A extensão de mar que se estende da Líbia ou da Tunísia até Itália representa uma barreira física letal, especialmente para barcos improvisados de madeira ou borracha, muitas vezes reciclados várias vezes pelos traficantes.Até 2014, a operação Mare Nostrum, começou em 2013 em resposta ao aumento dos naufrágios no canal da Sicília, teve uma dupla missão:garantir o resgate no mar e processar criminalmente aqueles que lucram com o tráfico ilegal de migrantes.Pouco depois do fim do Mare Nostrum, substituído pelo Triton em 2014 – uma iniciativa europeia e não apenas italiana – o resgate marítimo foi excluído dos objetivos da operação, que se centrava apenas no controlo fronteiriço através das fronteiras europeias, a Frontex.

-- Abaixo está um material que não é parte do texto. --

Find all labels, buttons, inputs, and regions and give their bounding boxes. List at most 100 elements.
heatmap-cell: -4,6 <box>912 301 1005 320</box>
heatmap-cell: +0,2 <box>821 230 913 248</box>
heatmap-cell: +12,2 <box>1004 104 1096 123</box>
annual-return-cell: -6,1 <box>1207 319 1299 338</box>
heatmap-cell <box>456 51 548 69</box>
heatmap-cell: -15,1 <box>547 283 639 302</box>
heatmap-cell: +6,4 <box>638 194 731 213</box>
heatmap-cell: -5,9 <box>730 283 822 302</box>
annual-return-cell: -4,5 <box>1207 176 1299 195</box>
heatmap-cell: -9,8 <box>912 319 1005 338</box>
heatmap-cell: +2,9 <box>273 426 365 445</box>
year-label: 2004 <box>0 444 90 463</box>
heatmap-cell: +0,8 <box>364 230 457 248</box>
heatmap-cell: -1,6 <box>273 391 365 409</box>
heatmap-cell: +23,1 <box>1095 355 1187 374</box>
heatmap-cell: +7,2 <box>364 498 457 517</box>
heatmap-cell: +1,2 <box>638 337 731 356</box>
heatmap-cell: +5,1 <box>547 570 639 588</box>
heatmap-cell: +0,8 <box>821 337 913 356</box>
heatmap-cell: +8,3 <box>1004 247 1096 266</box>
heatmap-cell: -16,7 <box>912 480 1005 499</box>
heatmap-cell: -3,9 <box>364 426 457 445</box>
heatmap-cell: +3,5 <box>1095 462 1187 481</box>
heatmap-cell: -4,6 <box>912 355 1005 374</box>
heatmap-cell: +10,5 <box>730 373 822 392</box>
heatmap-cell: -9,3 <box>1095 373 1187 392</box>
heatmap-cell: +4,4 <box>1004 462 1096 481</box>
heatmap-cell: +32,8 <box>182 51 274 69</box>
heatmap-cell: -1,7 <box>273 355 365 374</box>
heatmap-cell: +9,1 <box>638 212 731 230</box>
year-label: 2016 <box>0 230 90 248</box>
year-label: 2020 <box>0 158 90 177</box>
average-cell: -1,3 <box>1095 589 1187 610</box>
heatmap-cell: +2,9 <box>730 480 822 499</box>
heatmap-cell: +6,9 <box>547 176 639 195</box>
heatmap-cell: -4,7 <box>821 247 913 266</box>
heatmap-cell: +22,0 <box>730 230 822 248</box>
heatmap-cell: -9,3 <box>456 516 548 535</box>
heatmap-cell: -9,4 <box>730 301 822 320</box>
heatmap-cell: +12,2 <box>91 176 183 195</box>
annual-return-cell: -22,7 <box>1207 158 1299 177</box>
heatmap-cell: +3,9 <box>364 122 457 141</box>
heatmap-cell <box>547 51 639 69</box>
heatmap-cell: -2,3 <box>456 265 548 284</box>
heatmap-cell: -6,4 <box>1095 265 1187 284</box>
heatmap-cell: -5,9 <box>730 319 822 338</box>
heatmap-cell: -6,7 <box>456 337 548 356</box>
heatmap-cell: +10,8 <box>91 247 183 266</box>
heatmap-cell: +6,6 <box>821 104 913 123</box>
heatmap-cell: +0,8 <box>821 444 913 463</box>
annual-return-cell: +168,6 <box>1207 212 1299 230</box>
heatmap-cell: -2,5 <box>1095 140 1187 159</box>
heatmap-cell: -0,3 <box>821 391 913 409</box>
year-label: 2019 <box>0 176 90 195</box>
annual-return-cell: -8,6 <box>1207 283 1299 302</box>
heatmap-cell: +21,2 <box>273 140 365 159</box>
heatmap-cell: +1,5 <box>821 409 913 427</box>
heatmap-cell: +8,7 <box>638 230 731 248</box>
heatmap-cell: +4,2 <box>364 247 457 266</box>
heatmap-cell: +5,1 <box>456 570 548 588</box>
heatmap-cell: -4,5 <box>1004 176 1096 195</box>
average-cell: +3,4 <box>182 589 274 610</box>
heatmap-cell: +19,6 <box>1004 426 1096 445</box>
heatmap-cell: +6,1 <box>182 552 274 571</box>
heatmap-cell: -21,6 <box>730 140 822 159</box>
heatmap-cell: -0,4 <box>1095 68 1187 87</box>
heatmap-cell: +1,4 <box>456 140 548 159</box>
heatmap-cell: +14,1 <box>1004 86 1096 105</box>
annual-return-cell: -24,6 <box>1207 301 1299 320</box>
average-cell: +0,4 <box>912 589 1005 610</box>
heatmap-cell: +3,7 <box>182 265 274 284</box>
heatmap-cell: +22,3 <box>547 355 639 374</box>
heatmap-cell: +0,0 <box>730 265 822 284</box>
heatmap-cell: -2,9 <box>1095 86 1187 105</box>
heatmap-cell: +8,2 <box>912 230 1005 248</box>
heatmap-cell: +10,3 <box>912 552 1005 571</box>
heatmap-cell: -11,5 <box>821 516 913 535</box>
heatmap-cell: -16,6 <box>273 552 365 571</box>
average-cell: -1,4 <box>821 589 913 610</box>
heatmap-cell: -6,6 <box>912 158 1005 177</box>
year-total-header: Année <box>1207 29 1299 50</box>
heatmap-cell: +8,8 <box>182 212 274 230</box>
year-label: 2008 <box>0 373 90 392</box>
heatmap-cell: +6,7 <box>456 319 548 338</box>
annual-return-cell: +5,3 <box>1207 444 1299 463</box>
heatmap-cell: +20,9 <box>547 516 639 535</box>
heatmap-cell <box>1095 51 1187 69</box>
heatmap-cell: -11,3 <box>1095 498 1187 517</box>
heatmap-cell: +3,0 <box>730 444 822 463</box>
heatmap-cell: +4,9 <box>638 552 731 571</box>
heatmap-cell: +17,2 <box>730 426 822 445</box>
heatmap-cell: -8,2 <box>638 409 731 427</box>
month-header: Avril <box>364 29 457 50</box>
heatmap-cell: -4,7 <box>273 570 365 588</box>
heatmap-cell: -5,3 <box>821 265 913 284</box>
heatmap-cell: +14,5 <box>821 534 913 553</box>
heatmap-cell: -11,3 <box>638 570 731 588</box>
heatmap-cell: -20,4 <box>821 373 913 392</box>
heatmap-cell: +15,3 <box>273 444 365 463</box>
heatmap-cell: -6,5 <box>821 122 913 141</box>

Comparando os números das duas iniciativas, emerge uma alteração significativa em termos de recursos (de cerca de 9,5 para 2,9 milhões de euros por mês) e abordagem.Resgate não é mais prioridade, conforme comunicado do ex-ministro Alfano durante uma conferência de imprensa em 31 de outubro de 2014, quando declarou que ‘Tritão’ “não ultrapassará as 30 milhas náuticas da costa italiana, ao contrário do ‘Mare Nostrum’, pois centra-se apenas na vigilância das fronteiras marítimas”.
A partir desse momento, em 2015, além da linha das 30 milhas náuticas, os navios de resgate da frota civil passaram a operar no lugar das autoridades estatais e sucessivos governos iniciaram um processo de criminalização primeiro comunicativo e depois regulatório do resgate no mar.A última etapa desta jornada, iniciada há anos, foi a emissão do Decreto Piantedosi em 2023.
Sobre o que falamos neste artigo:
Impedir a operação de navios com decretos-lei
A redução dos desembarques tornou-se um dos objectivos recorrentes das políticas recentes. No decreto Salvini-bis de 2019, foi estabelecido que o Ministério do Interior “pode restringir ou proibir a entrada, trânsito ou estacionamento de navios no mar territorial” – um direito usufruído por todos os estados ao abrigo da Convenção de Montego Bay sobre o Direito do Mar de 1982 – e que “ em caso de violação destas restrições, é aplicada ao comandante da embarcação uma sanção administrativa que varia entre 150.000 e 1.000.000 euros.”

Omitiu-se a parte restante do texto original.